On Jan. 4, U.S. District Judge Charles P. Kocoras dismissed a portion of the lawsuit brought by Dixmoor village trustees Toni Mitchell and Fitzgerald Roberts against the south suburban village, and several Dixmoor Police officers.
Named defendants include Dixmoor Police Chief Ronald Burge Sr; Burge’s son, Dixmoor Police Commander Ronald Burge Jr.; and Dixmoor Police officers Jose Villegas, Hashi Jaco, Keith Willoughby, Marquise Day and Billy Moore.
Davis is not named as a defendant in the action.
Specifically, the complaint has accused the officers of following and surveilling Mitchell and Roberts, and improperly arresting Roberts, Mitchell, Mitchell’s son, and her attorney, Deidre Baumann.

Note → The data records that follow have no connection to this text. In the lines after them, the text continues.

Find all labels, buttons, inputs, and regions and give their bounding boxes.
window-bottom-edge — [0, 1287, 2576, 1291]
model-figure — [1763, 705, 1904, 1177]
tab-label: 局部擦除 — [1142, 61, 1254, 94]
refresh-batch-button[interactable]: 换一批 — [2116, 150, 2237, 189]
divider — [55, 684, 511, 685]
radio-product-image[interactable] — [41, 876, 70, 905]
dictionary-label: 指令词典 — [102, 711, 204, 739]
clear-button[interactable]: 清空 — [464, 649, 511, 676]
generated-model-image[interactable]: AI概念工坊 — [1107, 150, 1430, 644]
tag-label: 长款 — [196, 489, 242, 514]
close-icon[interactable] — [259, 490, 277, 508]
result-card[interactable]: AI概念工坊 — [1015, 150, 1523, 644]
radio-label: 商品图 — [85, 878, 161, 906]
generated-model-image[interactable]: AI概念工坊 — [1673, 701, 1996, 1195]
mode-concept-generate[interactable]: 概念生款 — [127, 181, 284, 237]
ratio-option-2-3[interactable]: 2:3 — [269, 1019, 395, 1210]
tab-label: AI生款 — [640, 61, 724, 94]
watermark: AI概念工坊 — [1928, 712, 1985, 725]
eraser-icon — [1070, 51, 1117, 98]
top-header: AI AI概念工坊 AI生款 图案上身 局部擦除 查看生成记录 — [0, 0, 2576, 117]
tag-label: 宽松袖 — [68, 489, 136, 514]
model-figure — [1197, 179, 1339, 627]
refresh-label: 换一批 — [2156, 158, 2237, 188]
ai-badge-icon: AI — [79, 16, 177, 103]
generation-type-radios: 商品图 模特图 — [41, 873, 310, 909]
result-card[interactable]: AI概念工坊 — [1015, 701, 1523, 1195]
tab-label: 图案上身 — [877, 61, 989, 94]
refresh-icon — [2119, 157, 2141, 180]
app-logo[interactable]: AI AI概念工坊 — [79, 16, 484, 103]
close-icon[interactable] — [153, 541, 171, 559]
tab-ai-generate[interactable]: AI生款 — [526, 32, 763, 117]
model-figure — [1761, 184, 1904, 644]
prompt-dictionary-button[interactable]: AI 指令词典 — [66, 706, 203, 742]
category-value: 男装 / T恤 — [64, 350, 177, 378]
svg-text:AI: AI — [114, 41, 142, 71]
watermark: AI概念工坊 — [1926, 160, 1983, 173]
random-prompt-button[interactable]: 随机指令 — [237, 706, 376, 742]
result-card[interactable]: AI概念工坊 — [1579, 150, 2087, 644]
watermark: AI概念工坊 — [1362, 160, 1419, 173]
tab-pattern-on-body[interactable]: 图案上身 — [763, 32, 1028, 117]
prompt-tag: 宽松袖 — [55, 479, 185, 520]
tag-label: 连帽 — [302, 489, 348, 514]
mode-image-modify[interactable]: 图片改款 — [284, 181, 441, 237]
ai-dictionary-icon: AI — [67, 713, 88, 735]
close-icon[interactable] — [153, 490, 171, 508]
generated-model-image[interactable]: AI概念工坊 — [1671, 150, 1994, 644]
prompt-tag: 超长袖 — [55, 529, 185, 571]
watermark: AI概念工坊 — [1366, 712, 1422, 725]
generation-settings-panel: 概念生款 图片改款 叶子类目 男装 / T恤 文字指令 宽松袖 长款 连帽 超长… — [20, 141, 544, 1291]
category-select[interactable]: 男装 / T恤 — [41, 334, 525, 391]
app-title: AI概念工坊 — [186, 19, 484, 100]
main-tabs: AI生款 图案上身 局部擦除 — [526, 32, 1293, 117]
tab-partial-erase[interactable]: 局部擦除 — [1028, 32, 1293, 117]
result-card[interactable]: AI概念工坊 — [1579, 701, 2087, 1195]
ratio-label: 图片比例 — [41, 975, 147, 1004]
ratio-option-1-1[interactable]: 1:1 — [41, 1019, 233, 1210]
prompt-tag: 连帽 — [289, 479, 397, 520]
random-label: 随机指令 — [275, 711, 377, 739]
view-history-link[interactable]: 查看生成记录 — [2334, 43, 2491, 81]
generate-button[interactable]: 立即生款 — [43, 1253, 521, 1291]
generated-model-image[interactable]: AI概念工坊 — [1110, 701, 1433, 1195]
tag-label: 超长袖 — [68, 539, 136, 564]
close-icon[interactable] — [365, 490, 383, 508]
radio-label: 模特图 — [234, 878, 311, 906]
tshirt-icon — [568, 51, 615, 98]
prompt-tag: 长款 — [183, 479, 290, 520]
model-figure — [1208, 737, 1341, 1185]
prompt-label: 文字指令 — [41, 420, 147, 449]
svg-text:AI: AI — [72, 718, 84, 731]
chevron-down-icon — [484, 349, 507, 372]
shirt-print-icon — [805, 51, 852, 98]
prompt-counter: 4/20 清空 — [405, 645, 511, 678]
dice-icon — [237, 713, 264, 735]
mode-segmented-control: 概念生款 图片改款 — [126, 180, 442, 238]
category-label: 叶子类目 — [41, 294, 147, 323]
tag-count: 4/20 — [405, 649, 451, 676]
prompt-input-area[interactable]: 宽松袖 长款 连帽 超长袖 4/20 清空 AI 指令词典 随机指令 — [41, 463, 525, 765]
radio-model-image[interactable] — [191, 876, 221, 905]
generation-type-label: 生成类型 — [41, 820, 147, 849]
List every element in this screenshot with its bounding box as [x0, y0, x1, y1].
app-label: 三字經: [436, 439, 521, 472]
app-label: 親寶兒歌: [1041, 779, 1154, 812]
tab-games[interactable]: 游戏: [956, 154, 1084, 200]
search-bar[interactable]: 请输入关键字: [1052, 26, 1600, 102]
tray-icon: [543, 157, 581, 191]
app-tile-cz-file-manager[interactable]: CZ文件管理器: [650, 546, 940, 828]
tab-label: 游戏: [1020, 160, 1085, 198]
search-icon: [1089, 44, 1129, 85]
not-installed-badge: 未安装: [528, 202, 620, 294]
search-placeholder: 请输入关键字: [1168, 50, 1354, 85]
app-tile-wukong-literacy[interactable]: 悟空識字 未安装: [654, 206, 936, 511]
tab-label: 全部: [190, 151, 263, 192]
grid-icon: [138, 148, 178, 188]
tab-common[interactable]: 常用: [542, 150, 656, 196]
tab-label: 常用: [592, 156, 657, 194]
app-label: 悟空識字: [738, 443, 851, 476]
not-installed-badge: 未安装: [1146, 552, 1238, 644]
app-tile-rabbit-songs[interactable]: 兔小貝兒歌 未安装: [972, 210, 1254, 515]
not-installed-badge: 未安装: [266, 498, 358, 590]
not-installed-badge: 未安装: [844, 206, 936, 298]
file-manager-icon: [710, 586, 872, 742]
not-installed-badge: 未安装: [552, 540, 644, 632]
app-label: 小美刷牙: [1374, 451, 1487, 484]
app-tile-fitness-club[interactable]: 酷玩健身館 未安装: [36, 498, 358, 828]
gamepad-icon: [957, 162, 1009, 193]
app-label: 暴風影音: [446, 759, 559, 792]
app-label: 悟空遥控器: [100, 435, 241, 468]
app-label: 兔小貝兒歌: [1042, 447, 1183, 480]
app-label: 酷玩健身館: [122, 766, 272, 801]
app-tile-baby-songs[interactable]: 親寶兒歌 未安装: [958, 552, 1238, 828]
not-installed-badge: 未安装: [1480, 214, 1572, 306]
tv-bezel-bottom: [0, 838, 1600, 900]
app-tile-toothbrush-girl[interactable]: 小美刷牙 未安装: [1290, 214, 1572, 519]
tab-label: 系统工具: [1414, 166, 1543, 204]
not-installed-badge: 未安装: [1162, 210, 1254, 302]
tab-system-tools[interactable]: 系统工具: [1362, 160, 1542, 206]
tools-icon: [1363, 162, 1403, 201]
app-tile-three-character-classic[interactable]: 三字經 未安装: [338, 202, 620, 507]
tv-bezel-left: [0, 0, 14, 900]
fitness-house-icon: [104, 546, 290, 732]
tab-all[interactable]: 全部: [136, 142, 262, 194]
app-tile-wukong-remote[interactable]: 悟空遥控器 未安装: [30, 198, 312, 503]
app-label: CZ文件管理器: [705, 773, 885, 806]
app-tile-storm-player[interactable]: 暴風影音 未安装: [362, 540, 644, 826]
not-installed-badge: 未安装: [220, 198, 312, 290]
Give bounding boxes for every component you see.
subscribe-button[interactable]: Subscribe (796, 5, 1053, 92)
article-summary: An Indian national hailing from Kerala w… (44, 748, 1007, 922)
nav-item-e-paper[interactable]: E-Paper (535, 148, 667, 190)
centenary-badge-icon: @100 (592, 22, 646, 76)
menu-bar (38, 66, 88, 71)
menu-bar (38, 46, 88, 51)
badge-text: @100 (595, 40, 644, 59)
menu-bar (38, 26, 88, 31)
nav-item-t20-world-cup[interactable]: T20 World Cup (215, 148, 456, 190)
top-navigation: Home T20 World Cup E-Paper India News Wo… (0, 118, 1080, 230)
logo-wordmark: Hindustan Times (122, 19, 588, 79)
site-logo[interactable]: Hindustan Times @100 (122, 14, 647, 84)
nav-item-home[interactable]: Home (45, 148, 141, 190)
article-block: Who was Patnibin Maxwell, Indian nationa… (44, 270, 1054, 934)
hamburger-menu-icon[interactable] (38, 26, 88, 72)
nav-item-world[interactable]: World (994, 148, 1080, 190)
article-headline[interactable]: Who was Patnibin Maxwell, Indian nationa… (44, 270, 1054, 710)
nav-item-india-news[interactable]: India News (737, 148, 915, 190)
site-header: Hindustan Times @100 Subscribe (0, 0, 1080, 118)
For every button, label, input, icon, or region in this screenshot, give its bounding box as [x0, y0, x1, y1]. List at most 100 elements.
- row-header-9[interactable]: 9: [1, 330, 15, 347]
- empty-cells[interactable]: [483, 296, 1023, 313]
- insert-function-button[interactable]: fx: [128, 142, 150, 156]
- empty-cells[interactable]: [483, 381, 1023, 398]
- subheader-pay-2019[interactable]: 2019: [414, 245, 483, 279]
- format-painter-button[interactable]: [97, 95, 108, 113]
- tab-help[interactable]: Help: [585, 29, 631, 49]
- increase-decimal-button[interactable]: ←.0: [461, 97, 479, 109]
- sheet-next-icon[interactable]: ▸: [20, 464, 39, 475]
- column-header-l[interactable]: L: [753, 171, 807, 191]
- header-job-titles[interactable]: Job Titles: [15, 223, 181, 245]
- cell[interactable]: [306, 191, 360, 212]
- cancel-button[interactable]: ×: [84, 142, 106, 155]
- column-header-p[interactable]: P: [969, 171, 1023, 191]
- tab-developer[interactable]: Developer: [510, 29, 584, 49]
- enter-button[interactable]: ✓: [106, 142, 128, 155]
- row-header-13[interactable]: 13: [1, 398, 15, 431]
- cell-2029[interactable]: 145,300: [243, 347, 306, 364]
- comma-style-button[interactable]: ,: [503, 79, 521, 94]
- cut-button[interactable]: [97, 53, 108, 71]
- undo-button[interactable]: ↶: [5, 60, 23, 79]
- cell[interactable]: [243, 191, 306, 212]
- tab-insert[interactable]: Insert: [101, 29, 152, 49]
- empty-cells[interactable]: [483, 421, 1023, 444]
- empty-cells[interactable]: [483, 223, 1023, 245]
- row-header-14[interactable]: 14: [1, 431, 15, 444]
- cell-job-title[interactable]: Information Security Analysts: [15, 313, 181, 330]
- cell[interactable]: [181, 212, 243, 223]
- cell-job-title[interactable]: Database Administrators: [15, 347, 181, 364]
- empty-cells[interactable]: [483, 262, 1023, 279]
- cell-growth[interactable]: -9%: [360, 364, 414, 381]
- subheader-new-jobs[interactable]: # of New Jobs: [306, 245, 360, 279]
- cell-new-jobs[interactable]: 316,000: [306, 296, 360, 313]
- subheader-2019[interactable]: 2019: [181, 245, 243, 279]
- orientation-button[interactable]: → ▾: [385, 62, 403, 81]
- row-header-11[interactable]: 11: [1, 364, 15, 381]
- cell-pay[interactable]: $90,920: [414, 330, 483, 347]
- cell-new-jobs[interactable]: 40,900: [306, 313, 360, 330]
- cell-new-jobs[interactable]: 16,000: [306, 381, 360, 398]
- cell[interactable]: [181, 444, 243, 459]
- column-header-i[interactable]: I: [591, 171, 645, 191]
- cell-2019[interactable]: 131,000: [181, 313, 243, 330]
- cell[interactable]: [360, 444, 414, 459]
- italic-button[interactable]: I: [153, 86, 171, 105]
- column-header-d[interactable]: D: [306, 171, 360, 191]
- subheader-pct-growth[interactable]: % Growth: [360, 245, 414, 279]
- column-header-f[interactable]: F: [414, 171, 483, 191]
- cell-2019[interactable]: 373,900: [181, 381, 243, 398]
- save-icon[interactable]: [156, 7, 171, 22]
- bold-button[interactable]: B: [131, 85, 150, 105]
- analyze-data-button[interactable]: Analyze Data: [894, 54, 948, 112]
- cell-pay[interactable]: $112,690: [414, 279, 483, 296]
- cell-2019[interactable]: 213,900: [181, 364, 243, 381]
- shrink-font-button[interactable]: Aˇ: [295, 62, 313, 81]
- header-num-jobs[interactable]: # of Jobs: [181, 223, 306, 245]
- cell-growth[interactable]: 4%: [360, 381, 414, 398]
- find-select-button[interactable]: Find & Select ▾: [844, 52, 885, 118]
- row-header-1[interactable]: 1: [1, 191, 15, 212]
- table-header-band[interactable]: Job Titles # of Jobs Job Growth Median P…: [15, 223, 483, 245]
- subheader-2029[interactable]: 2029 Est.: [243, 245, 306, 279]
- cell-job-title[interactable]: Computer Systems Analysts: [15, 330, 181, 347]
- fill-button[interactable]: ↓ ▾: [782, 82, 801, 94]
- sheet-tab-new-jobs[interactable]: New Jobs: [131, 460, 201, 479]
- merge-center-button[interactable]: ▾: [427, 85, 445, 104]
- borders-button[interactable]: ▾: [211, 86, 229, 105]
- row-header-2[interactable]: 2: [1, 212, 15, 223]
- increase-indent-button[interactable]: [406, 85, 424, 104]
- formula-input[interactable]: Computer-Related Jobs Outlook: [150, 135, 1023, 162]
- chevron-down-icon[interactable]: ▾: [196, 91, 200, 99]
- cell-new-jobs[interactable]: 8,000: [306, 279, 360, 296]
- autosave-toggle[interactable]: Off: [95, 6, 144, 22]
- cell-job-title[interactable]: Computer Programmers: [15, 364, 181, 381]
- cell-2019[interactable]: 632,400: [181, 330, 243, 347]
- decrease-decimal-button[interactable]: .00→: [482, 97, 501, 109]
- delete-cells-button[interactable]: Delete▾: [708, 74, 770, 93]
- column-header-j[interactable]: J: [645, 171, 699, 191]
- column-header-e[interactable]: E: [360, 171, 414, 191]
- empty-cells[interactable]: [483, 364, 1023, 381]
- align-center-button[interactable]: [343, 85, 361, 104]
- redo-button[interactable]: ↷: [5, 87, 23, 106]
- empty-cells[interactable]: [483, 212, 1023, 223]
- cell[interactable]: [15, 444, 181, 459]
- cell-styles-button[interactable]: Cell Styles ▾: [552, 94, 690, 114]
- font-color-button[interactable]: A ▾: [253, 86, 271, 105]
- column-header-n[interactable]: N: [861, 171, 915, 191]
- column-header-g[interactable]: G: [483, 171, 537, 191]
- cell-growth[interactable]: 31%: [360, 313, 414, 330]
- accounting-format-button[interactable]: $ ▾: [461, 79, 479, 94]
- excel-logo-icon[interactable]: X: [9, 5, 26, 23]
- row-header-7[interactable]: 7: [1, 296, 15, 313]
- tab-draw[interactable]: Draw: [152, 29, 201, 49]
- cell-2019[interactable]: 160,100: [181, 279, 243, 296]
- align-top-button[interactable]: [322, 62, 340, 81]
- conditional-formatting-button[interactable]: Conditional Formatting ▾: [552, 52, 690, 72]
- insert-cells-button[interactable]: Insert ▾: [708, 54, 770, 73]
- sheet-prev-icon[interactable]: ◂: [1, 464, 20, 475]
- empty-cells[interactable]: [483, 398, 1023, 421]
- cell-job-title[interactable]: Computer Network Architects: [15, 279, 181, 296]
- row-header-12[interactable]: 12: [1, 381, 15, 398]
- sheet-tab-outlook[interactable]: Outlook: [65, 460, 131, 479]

The complaint also accuses Chief Burge and the officers of making intimidating comments to the two trustees, and writing them citations that were later dismissed.
For instance, Roberts accused Chief Burge of telling him at a village board meeting that Roberts “would ‘need bail money’” if he continued to speak poorly of the village’s police.
Roberts further accused Burge of distributing documents falsely claiming Roberts was under FBI investigation and was “assisting criminals with the sale of drugs” and “was engaged in other acts of corruption.”
According to the complaint, Burge Sr. had been fired by a previous mayor for alleged misconduct, but was rehired in 2017 by new Mayor Davis.
The two trustees’ lawsuit included claims of violations of equal protection under the law; false arrest; malicious prosecution; defamation; and federal racketeering allegations against all the alleged conspirators.
The lawsuit also included a claim, seeking to hold the village liable for the alleged misconduct by the police officers.
The village, in response, asked Kocoras to dismiss that claim, asserting the Mitchell and Roberts could not demonstrate what village policy or “custom” would have allowed the officers to carry out their alleged conduct in the name of the village of Dixmoor.
Judge Kocoras agreed with the village’s position, saying the trustees need to bring more proof to bear in the case, cementing their claims that the officers were engaged in a conspiracy, and were not merely rogue officers acting on their own.
“Here, Plaintiffs have not pled that the Officer Defendants acted under the color of any broad-based institutional custom,” Kocoras wrote in his Jan. 4 opinion. “Instead, Plaintiffs have relied on the conclusory allegations that there has been a top-down conspiracy to retaliate against (them.)"
The judge said Mitchell and Roberts also cannot use Davis' decision to rehire Burge Sr. to establish their conspiracy claims.
“… At this stage, the best the Court can surmise is that the problematic custom is merely that the Village generally condoned illegal acts. Indeed, Plaintiffs’ (sic) themselves ascribe the applicable custom as a ‘culture of lawlessness,’” the judge said.
But if a “culture of lawlessness” could be used as a standard, then any city or village government could be held liable for every illegal act committed by police or other official, Kocoras wrote.
“… A ‘custom’ cannot be just illegality in general,” the judge wrote.
Kocoras dismissed the count against the village of Dixmoor without prejudice, and gave the trustees three weeks to submit an amended complaint that addresses the shortcomings identified by the judge in their complaint.
Mitchell and Roberts are represented by attorney Richard Dvorak, of Willowbrook.
The village of Dixmoor is represented by attorneys Christopher Wunder, Dean Gournis and Eric D. Kaplan, with the firm of Kaplan Papdakis & Gournis LLP, of Chicago.